Pete Wells will tell you, and show you, and talk about, what you get for $1500: a 20-course meal, with paired wines. Gael Greene has the play-by-play, including this:

Several tables have emptied even before the bacon. Foodists have to catch the train back to Dutchess County or find their way home to Tribeca. So I see many chocolate bon bons left behind.

Spending $1500 a head on a meal? That’s obscene. But spending $1500 a head on a meal and then heading home before it’s even over? Now that’s conspicuous consumption.

But it’s also something I can understand. A huge multi-course tasting menu with paired wines is exhausting, and often not much fun. A great restaurant meal has to have great food, but it can’t be only about the food — it’s also about the guests enjoying — as opposed to simply being impressed by — the food.
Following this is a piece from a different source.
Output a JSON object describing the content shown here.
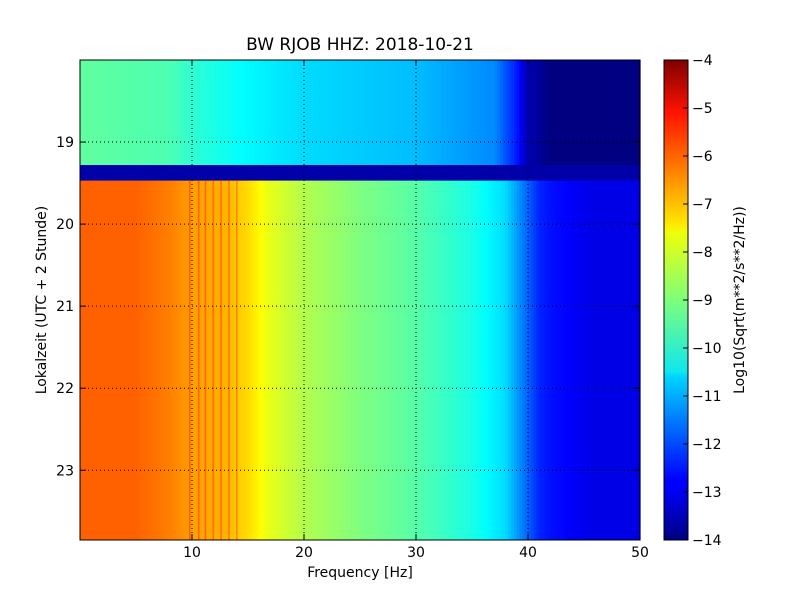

And when you’re concentrating on the molecular gastronomy, and the ever-changing wine pairings, especially at a meal which is billed in advance as being incredibly unique and special — well, then you lose a certain amount of fun.

I don’t think I ever want to have wine pairings again, they’re too distracting. For me, the best meal is one where I’m the happiest. Good food makes me happy, as does congenial atmosphere, and friendly servers, and great company, and, frankly, not eating in a shopping mall. This is good food, which made me very happy indeed.

While I’m as impressed as the next guy by auteurist pyrotechnics, I always get a whiff of self-congratulatory smugness, both from the chef and from the diners. And sometimes, as happened at one recent 20-course meal which started at 8pm and didn’t finish until 2 in the morning, the whole thing can become a chore. I think I’m the kind of person who cares more about the food than about the cooking. But ask me again in a couple of weeks, when I get back from Corton. I might have changed my mind.